Isso era uma questão tão grande para mim que, inclusive, se tornou a pesquisa do estudo de caso para o meu trabalho de conclusão de curso da pós-graduação.

Para tentar encontrar a resposta, procurei referências bibliográficas e realizei muita pesquisa. Durante esse processo, encontrei cases e sugestões de testes que já haviam dado certo, como testes A/B, cloze, marca texto etc., mas nenhum deles trazia as análises qualitativas que eu buscava validar.

Precisava entender, qualitativamente, qual retorno o meu trabalho trazia para a experiência, quais impactos causava na compreensão das pessoas que liam os textos, se as análises e cada boa prática que eu vinha aplicando estavam, de fato, sendo úteis.

Por isso, optei por aplicar uma pesquisa com o nosso público associado, voltada para esse objetivo e adaptada de alguns métodos já existentes no mercado.

Ilustração de uma folha de papel e um lápis de escrever.

A primeira tentativa

Sabíamos que essa validação seria como nosso protótipo inicial, precisávamos testar e ver se ia funcionar. Então montamos a primeira versão.

Definimos que o cenário utilizado seria o depósito de cheques no nosso aplicativo Sicredi, e o motivo dessa escolha foi justamente por ser um fluxo que, em geral, não é tão acessado pelas pessoas (como é o caso do Pix, por exemplo) e, assim, traria menos ou quase nenhum viés.

Contei com apoio do meu líder Igor, da minha colega product designer Hodara e, juntos, começamos a pensar qual seria o melhor formato.

Inicialmente pensamos em uma jornada completa desse fluxo, mais próximo de um teste de usabilidade, porém com perguntas específicas sobre o conteúdo. Prototipei o fluxo original e fiz uma cópia, aplicando nela boas práticas de Writing. Ambos seriam utilizados em um celular específico para o teste.

Mas, ao aplicar esse modelo com 4 pessoas, percebemos que os resultados estavam sendo muito parecidos e superficiais, com comentários mais voltados à usabilidade e itens de design do que propriamente ao conteúdo, que era o nosso objetivo total.

Mas bora lá. Rebobina e volta ao ponto zero da descoberta.

Precisávamos de resultados mais objetivos, então tínhamos que ser mais objetivos também.

Ilustração de uma mesa de reunião com 3 pessoas sentadas ao redor conversando, sendo 2 homens e 1 mulher. Todos com noteboks à sua frente.

A segunda tentativa

Em um brainstorming, chegamos a uma alternativa que parecia ser a mais apropriada.

Da jornada completa do depósito de cheques, algumas telas tinham mudanças bem significativas de texto, facilitando a comparação entre a proposta atual e a nova, até mesmo para pessoas que não estavam familiarizadas com a funcionalidade.
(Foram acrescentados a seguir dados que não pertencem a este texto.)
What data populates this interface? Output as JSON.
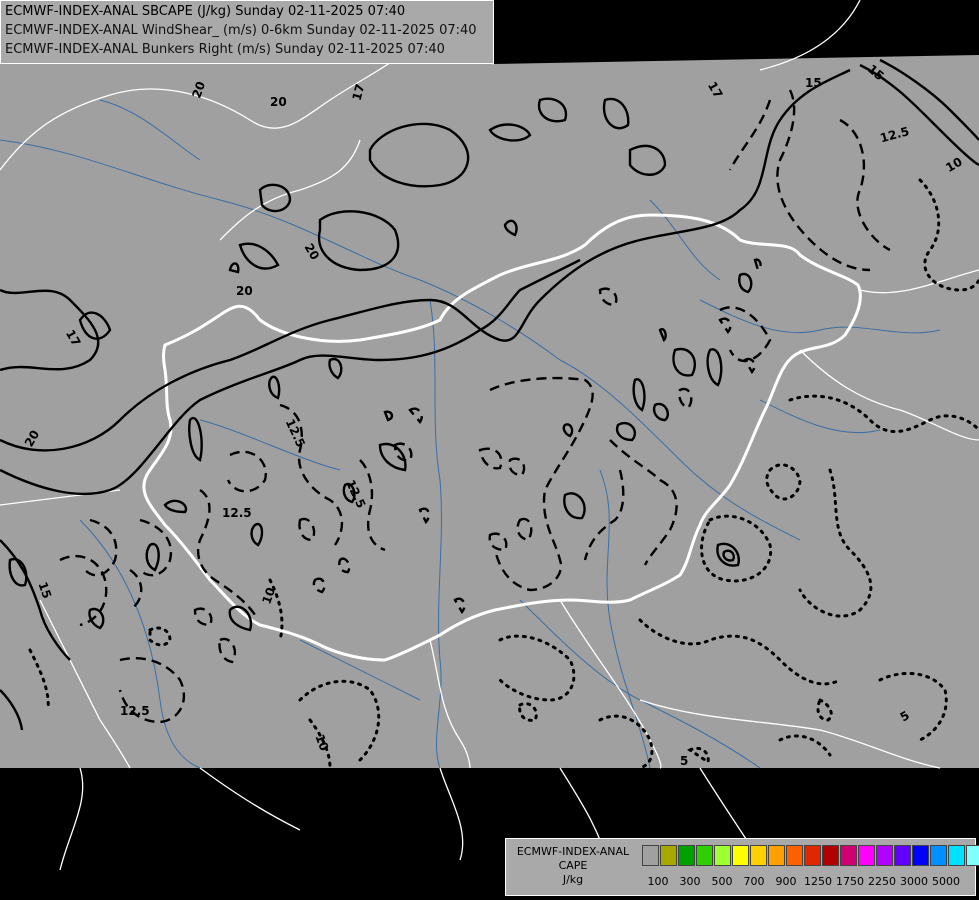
{
  "header": {
    "lines": [
      "ECMWF-INDEX-ANAL SBCAPE (J/kg) Sunday 02-11-2025 07:40",
      "ECMWF-INDEX-ANAL WindShear_ (m/s) 0-6km Sunday 02-11-2025 07:40",
      "ECMWF-INDEX-ANAL Bunkers Right (m/s) Sunday 02-11-2025 07:40"
    ]
  },
  "legend": {
    "title_lines": [
      "ECMWF-INDEX-ANAL",
      "CAPE",
      "J/kg"
    ],
    "colors": [
      "#a0a0a0",
      "#a8a800",
      "#00a000",
      "#30d000",
      "#a0ff30",
      "#ffff00",
      "#ffd000",
      "#ffa000",
      "#ff6000",
      "#e02800",
      "#b00000",
      "#d00070",
      "#ff00ff",
      "#b000ff",
      "#6000ff",
      "#0000ff",
      "#0090ff",
      "#00e0ff",
      "#80ffff",
      "#ffffff"
    ],
    "ticks": [
      "100",
      "300",
      "500",
      "700",
      "900",
      "1250",
      "1750",
      "2250",
      "3000",
      "5000"
    ]
  },
  "contour_labels": [
    {
      "text": "20"
    },
    {
      "text": "20"
    },
    {
      "text": "17"
    },
    {
      "text": "17"
    },
    {
      "text": "15"
    },
    {
      "text": "15"
    },
    {
      "text": "12.5"
    },
    {
      "text": "10"
    },
    {
      "text": "20"
    },
    {
      "text": "20"
    },
    {
      "text": "17"
    },
    {
      "text": "20"
    },
    {
      "text": "12.5"
    },
    {
      "text": "12.5"
    },
    {
      "text": "12.5"
    },
    {
      "text": "15"
    },
    {
      "text": "10"
    },
    {
      "text": "12.5"
    },
    {
      "text": "10"
    },
    {
      "text": "5"
    },
    {
      "text": "5"
    }
  ],
  "colors": {
    "map_background": "#a0a0a0",
    "outside_domain": "#000000",
    "borders": "#ffffff",
    "rivers": "#3a6ea5",
    "contours": "#000000"
  }
}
Então, optamos por dispor as telas lado a lado, cada par (texto original à esquerda e texto com melhorias à direita) em uma folha de ofício A4, na horizontal, resultando em 6 folhas. Pensamos que mais do que isso iria tornar o processo um pouco cansativo para quem participasse.

Com isso, o objetivo era que todas as pessoas olhassem as 6 folhas, com as telas originais e as de melhorias, e pudessem escolher uma tela em cada uma das folhas, justificando a sua escolha.

Também era importante descartar qualquer interferência visual de design, pois isso poderia proporcionar uma distração, como aconteceu na primeira tentativa. Não queria que o foco fosse desviado do texto. Por isso, aumentamos o tamanho da fonte, e as cores originais utilizadas no nosso aplicativo foram substituídas por preto e branco.

Para não criar nenhum tipo de hierarquia entre as telas da mesma folha, não usamos números, letras ou qualquer outro tipo de tag. Deixamos apenas um espaço abaixo de cada tela para ser colado um post-it, sinalizando a escolha da pessoa. Como dizem, o simples sempre funciona.

Ainda tinha o desafio de evitar que a escolha fosse meramente por preferência. Queria perceber nas pessoas o entendimento sobre cada tela e, com isso, identificar aspectos de boas práticas de UX Writing.

Devido a isso, o roteiro de perguntas precisou ser bem estruturado. As perguntas e o contexto passado às pessoas não podiam ter as mesmas palavras usadas nas telas, para não provocar nenhum viés. Além disso, era necessário criar um storytelling na cabeça de cada pessoa, já que não faria sentido apresentar as folhas sem um contexto.

Roteiro de perguntas

Para alcançar o objetivo, a cada folha que entregava para a pessoa ler, também passava o contexto, um tempo para leitura e depois fazia a pergunta.

Abaixo está o roteiro utilizado e as folhas que foram apresentadas.

  • Entrega da primeira folha

Contexto: essa é a primeira folha com duas telas do processo de depósito de cheques. Vamos supor que hoje seja domingo e você lembrou que precisa depositar um cheque que recebeu. Ao abrir seu aplicativo Sicredi para fazer o depósito, encontra uma mensagem sobre o período de funcionamento do depósito no aplicativo. Pode ler essas duas telas, por favor.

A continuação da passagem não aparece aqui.